Hay un gran apetito por la televisión inteligente. Todos los días me levanto y hay historias interesantes que quiero contar.
Los stuntmen americanos son inteligentes: piensan en la seguridad. Cuando hacen un salto en coche, calculan todo: la velocidad, la distancia... Pero en Hong Kong, no sabemos cómo contar. Todo lo que hacemos es una suposición. Si tienes las agallas, lo haces. Todos mis stuntmen han resultado heridos.
Ser divertido: no contar historias desagradables, sobre todo, nunca le diría a los largos.
Usted sabe, yo crecí en comedias románticas, y es difícil encontrar una nueva forma de contar la historia.
Siempre me ha fascinado la idea de un romance prohibido. John Gotti podría ser en un caso un hombre de familia carismático, amable y cariñoso, y en otro, mortal para sus enemigos. La oportunidad de contar la verdadera historia de Gotti con John Travolta es el sueño de cualquier director.
También fui el protagonista romántico en The Boston Strangler - Yo era el único que vivió para contar la historia - así que llamé a mi mismo el protagonista romántico.
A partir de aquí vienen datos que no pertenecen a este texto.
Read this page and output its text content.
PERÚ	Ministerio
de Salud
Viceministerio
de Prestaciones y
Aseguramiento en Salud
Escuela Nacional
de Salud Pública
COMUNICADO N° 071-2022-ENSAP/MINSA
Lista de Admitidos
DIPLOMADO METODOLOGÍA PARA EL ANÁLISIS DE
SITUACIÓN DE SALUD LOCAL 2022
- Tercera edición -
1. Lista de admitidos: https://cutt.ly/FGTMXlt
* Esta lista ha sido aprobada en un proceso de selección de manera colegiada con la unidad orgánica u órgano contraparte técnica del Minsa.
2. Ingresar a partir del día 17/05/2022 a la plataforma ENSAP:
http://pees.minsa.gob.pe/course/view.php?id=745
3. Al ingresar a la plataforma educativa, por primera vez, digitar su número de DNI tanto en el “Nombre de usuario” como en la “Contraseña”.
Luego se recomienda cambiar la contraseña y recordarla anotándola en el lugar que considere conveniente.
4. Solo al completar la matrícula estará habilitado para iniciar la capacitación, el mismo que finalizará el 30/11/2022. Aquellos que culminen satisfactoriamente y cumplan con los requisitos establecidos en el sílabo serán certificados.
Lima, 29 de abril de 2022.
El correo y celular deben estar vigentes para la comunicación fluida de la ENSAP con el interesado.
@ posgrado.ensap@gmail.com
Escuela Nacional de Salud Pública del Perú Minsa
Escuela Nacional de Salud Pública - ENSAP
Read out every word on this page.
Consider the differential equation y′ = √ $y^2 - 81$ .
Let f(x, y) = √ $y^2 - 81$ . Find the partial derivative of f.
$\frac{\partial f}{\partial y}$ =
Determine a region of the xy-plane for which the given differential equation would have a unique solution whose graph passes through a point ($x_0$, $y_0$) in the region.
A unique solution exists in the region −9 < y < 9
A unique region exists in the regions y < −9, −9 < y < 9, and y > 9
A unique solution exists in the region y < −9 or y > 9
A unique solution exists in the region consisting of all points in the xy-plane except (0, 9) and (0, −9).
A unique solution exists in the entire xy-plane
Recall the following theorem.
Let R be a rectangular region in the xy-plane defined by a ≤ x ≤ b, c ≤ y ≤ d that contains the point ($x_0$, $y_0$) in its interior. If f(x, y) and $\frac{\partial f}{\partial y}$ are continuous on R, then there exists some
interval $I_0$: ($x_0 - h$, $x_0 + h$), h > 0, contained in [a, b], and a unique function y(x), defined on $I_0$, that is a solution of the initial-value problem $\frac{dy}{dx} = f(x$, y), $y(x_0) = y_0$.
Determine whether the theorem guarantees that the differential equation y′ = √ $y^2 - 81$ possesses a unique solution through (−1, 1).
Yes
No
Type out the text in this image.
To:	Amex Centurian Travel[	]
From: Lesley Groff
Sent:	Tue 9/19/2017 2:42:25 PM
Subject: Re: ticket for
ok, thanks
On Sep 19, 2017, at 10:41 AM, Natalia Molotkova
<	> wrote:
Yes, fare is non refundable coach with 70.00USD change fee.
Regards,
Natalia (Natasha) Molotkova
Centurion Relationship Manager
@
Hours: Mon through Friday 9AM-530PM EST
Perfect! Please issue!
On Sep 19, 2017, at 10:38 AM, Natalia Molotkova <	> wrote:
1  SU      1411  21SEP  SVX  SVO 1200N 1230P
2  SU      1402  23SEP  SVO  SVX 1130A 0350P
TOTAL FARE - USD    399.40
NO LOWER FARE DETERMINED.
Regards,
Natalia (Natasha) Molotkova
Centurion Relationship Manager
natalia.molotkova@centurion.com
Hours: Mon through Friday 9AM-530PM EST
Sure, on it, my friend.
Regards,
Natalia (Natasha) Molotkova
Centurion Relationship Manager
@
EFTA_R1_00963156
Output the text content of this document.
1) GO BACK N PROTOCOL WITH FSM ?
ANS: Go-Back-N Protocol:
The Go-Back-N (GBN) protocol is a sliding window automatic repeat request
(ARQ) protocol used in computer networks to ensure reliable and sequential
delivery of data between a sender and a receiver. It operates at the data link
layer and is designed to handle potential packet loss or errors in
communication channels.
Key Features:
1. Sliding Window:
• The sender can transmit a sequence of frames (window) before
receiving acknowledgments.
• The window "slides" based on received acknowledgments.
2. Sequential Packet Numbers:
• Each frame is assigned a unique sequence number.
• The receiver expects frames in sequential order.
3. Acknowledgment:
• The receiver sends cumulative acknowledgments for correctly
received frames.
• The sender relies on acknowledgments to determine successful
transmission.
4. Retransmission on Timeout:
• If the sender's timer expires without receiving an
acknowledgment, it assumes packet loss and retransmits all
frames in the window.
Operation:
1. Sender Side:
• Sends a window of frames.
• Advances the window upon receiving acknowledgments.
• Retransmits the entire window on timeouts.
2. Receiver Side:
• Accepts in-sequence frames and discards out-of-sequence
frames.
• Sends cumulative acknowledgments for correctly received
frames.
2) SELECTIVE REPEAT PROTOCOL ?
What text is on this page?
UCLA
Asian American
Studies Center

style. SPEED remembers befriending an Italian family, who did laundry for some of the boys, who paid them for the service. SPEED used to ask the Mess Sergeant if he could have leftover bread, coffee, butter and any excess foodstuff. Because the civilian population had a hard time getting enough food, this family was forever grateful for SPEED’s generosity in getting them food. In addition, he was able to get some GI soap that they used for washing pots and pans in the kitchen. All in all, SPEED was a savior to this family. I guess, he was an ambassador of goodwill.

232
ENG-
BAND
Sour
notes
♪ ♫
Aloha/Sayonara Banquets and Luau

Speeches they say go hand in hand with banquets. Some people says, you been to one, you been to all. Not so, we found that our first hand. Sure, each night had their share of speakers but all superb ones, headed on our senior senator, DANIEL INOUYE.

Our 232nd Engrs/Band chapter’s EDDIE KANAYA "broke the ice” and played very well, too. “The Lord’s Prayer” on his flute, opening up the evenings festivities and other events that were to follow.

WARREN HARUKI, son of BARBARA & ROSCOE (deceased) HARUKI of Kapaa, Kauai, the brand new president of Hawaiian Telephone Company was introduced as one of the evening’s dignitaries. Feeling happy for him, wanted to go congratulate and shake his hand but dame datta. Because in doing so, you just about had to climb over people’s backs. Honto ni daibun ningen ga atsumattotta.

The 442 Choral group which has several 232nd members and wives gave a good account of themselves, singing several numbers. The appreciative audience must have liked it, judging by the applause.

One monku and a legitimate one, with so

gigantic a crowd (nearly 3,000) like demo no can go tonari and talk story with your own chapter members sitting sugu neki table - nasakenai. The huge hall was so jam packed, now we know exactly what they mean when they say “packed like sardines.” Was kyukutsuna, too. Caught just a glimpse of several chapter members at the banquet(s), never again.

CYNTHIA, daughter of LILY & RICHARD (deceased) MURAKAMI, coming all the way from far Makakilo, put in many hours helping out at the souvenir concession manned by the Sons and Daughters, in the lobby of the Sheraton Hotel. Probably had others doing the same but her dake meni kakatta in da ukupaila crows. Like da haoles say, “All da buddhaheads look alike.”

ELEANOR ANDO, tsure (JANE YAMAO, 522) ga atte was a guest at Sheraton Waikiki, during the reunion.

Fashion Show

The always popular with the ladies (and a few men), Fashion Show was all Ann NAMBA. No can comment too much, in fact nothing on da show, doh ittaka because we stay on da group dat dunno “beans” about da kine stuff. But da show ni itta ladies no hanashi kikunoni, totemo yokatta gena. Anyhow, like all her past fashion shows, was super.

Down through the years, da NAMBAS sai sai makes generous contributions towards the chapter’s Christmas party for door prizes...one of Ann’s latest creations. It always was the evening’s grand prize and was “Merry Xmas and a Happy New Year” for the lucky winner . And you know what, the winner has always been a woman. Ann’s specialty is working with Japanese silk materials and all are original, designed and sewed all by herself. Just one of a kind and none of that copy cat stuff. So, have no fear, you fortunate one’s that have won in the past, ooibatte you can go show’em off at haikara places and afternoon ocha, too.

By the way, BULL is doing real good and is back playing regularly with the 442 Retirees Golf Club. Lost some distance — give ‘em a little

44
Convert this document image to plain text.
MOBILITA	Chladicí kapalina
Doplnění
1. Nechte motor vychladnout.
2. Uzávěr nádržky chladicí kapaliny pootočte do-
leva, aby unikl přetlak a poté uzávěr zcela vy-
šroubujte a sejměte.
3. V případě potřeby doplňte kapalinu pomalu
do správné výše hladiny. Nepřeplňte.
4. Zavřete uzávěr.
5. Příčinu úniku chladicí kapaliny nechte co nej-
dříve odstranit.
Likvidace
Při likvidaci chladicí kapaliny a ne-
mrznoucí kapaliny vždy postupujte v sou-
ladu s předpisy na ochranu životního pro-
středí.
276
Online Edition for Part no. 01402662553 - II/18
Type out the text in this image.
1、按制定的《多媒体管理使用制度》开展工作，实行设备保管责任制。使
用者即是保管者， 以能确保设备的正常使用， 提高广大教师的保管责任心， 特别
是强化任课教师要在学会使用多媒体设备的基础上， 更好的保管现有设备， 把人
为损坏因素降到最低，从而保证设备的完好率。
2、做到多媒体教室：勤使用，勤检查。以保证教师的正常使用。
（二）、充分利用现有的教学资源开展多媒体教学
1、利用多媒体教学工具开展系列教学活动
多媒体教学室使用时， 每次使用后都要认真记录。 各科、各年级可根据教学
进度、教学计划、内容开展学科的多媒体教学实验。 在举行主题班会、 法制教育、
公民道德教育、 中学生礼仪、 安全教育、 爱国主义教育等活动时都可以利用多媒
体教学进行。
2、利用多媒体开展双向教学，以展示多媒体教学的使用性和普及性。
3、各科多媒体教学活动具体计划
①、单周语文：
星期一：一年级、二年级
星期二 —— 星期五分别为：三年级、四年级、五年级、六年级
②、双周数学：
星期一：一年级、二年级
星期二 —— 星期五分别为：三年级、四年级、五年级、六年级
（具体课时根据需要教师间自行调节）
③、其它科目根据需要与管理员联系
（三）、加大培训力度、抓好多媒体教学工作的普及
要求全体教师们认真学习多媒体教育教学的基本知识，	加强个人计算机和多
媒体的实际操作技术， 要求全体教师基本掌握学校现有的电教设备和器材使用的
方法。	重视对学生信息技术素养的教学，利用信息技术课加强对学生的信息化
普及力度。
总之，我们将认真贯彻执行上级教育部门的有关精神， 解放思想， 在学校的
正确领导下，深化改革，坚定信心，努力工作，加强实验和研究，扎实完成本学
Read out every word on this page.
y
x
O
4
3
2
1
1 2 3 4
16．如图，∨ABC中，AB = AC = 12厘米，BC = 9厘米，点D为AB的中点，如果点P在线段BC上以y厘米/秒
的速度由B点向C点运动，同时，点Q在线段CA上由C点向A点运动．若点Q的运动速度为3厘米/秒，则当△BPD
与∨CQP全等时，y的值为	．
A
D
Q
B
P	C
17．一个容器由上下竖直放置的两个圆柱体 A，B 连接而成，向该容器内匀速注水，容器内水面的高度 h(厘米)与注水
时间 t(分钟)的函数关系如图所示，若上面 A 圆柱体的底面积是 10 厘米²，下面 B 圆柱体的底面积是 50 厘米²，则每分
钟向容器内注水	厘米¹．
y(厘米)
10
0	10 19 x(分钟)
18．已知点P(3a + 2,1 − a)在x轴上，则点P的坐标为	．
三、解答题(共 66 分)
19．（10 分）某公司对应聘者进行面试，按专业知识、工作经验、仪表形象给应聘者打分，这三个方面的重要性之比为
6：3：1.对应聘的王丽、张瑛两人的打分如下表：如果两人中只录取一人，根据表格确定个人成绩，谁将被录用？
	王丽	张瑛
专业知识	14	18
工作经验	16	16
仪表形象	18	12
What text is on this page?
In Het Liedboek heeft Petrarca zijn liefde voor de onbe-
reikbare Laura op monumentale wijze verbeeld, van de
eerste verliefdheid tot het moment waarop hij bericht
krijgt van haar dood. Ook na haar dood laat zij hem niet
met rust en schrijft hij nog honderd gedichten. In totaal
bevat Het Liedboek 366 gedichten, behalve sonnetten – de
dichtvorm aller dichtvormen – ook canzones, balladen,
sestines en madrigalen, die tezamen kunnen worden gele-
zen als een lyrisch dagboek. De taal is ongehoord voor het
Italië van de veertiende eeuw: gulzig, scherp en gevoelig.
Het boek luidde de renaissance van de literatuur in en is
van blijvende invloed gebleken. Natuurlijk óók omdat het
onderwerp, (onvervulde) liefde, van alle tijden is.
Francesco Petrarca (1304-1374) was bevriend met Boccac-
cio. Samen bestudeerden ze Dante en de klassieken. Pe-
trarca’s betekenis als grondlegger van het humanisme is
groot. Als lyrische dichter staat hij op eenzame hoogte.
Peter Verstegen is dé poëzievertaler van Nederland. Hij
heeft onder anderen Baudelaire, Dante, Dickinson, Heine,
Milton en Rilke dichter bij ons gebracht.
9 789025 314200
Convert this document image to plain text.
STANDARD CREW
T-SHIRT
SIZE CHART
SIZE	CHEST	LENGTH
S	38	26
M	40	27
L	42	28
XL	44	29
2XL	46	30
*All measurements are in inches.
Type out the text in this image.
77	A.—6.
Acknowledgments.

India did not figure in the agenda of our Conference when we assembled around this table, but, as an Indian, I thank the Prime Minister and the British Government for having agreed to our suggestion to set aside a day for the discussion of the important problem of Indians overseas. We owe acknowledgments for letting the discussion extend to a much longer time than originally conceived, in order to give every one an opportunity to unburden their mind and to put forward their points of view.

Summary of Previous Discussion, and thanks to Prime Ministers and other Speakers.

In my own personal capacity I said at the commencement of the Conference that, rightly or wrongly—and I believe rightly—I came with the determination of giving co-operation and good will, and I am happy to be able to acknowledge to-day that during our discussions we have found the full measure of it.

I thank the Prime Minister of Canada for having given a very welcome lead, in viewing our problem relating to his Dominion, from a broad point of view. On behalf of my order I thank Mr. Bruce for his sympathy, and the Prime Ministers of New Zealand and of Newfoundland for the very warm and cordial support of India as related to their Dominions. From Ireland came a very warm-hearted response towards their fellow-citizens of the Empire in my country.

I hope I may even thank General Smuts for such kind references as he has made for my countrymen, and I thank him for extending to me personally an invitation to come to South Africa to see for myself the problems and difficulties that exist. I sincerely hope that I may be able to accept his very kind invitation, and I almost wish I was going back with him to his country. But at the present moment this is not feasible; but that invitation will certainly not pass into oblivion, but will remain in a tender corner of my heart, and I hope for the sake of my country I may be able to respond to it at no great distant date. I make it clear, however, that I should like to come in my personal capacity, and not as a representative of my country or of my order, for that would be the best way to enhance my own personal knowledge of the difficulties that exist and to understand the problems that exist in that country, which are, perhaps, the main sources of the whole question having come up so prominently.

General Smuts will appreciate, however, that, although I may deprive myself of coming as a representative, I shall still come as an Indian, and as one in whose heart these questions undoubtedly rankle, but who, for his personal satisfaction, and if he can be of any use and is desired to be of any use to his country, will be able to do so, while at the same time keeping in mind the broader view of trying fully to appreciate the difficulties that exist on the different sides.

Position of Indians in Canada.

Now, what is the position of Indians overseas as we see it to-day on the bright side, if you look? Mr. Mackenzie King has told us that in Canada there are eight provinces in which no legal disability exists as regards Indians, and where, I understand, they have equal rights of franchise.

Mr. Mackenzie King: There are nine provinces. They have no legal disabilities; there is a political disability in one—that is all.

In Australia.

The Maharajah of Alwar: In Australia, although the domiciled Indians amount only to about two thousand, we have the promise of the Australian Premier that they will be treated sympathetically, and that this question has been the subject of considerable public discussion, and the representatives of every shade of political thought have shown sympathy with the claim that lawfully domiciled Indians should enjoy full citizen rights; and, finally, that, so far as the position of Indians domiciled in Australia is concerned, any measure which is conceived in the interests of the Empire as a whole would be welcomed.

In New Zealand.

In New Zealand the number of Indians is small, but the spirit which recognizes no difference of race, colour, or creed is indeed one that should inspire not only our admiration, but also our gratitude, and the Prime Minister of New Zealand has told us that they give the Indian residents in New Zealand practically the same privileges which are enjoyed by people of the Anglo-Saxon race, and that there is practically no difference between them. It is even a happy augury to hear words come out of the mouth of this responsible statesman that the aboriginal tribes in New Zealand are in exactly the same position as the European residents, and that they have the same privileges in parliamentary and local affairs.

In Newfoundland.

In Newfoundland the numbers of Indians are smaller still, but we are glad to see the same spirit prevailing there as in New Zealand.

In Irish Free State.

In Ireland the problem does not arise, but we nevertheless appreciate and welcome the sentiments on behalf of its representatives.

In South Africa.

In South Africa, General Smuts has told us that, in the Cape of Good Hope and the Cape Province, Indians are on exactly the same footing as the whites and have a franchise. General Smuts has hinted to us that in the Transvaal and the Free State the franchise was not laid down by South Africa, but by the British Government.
Como actriz, solo quiero contar hermosas historias.
Yo no veo mucha televisión cuando era niño y no la veo ahora. No encuentro nada hermoso o único en la media, y la única cosa que puedes hacer en la televisión que no se puede hacer en el cine es contar una historia que continúa, ¡eso es tan genial!
¿Qué locura o qué desatino me lleva a contar las faltas ajenas, teniendo tanto que decir de las mías?
No hay cosa más excusada y aun perdida que el contar el miserable sus desdichas a quien tiene el pecho colmado de contentos.